Enfin, en ce qui nous concerne, je veux rappeler ici que les communistes condamnent avec force tout propos et tout acte antisémite et raciste, mais aussi, et je le dis car à mon avis c'est aussi grave, tout amalgame.
De la même manière, nous continuerons à oeuvrer avec une conviction égale pour une paix juste et durable au Proche Orient, ce qui passe incontournablement par l'existence de deux Etats, un état israélien et un état palestinien, qui auront à construire là-bas un avenir commun. C'est notre positionnement politique et pas autre chose.
Pour en revenir au convoi 31000, nous exprimons le voeu que les femmes qui sont revenues de l'enfer d'Auschwitz puissent témoigner de leur engagement politique personnel, en ayant conscience que cet engagement éminent d'alors rejoint les aspirations d'aujourd'hui qui viennent encore de s'exprimer au Forum social mondial à Porto Alegre, celles qui visent à construire un monde plus juste et plus fraternel, mettant au coeur la promotion des droits humains. Et nous souhaiterions que le 8 mars soit l'occasion pour ces femmes de pouvoir l'exprimer.
Merci.
Mme Gisèle STIEVENARD, adjointe, présidente. - Je vous demande à nouveau votre attention pour la réponse de Mme Odette CHRISTIENNE.
Mme Odette CHRISTIENNE, adjointe, au nom de la 9e Commission. - Merci, Madame la Maire.
Dans le cadre du travail de mémoire, il est évident que la dimension de notre soutien pour les déportés d'une manière générale est particulièrement importante. Les femmes déportées, évidemment, ont eu assez peu la parole.
Nous devons dire que, déportées ou résistantes, elles ont toujours été négligées comme elles le sont très souvent dans d'autres occasions et dans des sphères moins dures et moins difficiles.
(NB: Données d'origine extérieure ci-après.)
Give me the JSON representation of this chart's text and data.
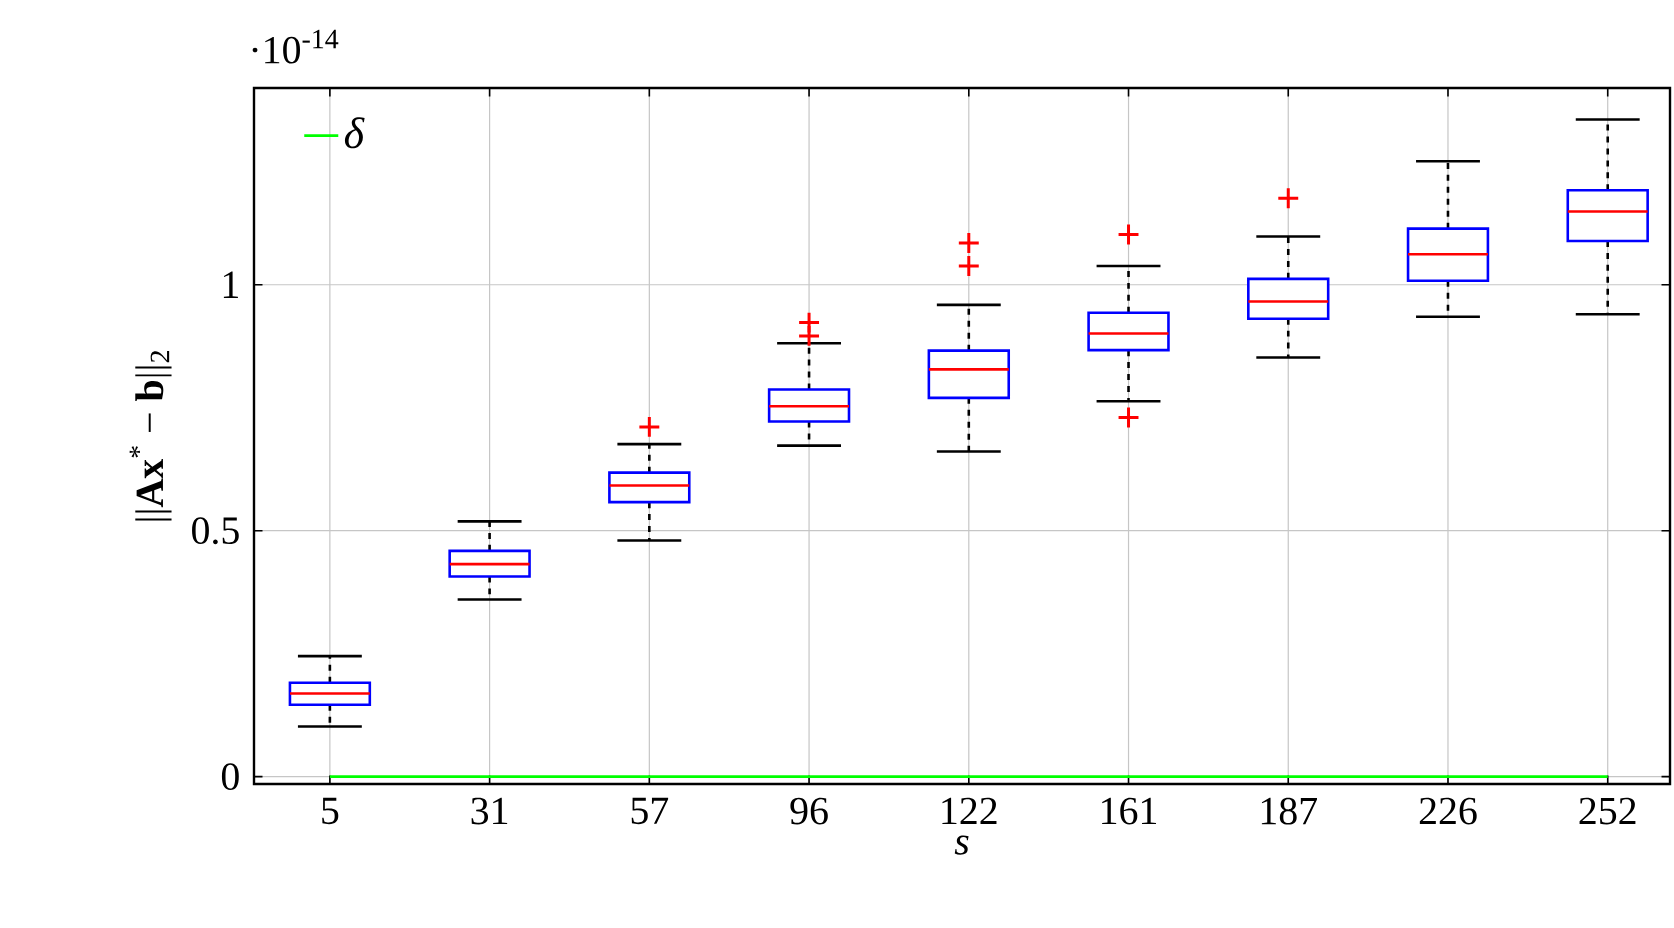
{
  "chart_data": {
    "type": "box",
    "ylabel": "||**Ax**$^{*}$ − **b**||$_{2}$",
    "xlabel": "s",
    "annotations": [
      "·10$^{-14}$"
    ],
    "categories": [
      "5",
      "31",
      "57",
      "96",
      "122",
      "161",
      "187",
      "226",
      "252"
    ],
    "color": "#0000ff",
    "boxes": [
      {
        "low": 0.102,
        "q1": 0.146,
        "median": 0.169,
        "q3": 0.191,
        "high": 0.245
      },
      {
        "low": 0.36,
        "q1": 0.407,
        "median": 0.432,
        "q3": 0.459,
        "high": 0.519
      },
      {
        "low": 0.48,
        "q1": 0.558,
        "median": 0.592,
        "q3": 0.618,
        "high": 0.676,
        "outliers": [
          0.711
        ]
      },
      {
        "low": 0.673,
        "q1": 0.722,
        "median": 0.753,
        "q3": 0.787,
        "high": 0.881,
        "outliers": [
          0.896,
          0.923
        ]
      },
      {
        "low": 0.661,
        "q1": 0.77,
        "median": 0.828,
        "q3": 0.866,
        "high": 0.959,
        "outliers": [
          1.038,
          1.085
        ]
      },
      {
        "low": 0.763,
        "q1": 0.867,
        "median": 0.901,
        "q3": 0.943,
        "high": 1.038,
        "outliers": [
          0.73,
          1.102
        ]
      },
      {
        "low": 0.852,
        "q1": 0.931,
        "median": 0.966,
        "q3": 1.012,
        "high": 1.098,
        "outliers": [
          1.176
        ]
      },
      {
        "low": 0.935,
        "q1": 1.008,
        "median": 1.062,
        "q3": 1.114,
        "high": 1.251
      },
      {
        "low": 0.94,
        "q1": 1.089,
        "median": 1.149,
        "q3": 1.192,
        "high": 1.336
      }
    ],
    "series": [
      {
        "name": "δ",
        "type": "line",
        "color": "#00ff00",
        "values": [
          0,
          0,
          0,
          0,
          0,
          0,
          0,
          0,
          0
        ]
      }
    ],
    "ylim": [
      -0.015,
      1.4
    ],
    "yticks": [
      0,
      0.5,
      1
    ],
    "grid": true,
    "legend": "top left"
  }
}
Il faut prendre l'habitude de travailler pour que leur action soit reconnue, quels que soient les secteurs où elles interviennent.
Les femmes déportées ont commencé effectivement à témoigner et en particulier dans les écoles. Elles sont nombreuses et font de grands efforts. Il y a tout un travail qui est entrepris.
Je suis d'accord avec ce que vous avez dit concernant ces convois de déportés et en particulier des 31000. Je dois apporter un élément nouveau, l'information suivante : avec M. Raphaël ESRAIL de l'Amicale des déportés d'Auschwitz, nous nous proposons d'organiser, c'est en train de se faire, un déplacement des élus du Conseil de Paris pour honorer les déportés et soutenir le travail de mémoire à Auschwitz. J'espère que vous serez nombreux à répondre et à participer à cette manifestation qui prendra forcément une journée vers Auschwitz-Birkenau.
(Applaudissements sur les bancs du groupe socialiste et radical de gauche et du groupe du Mouvement des citoyens).
Mme Gisèle STIEVENARD, adjointe, présidente. - Je mets aux voix, à main levée, le projet de délibération DAC 79.
Qui est pour ?
Contre ?
Abstentions ?
Le projet de délibération est adopté. (2003, DAC 79).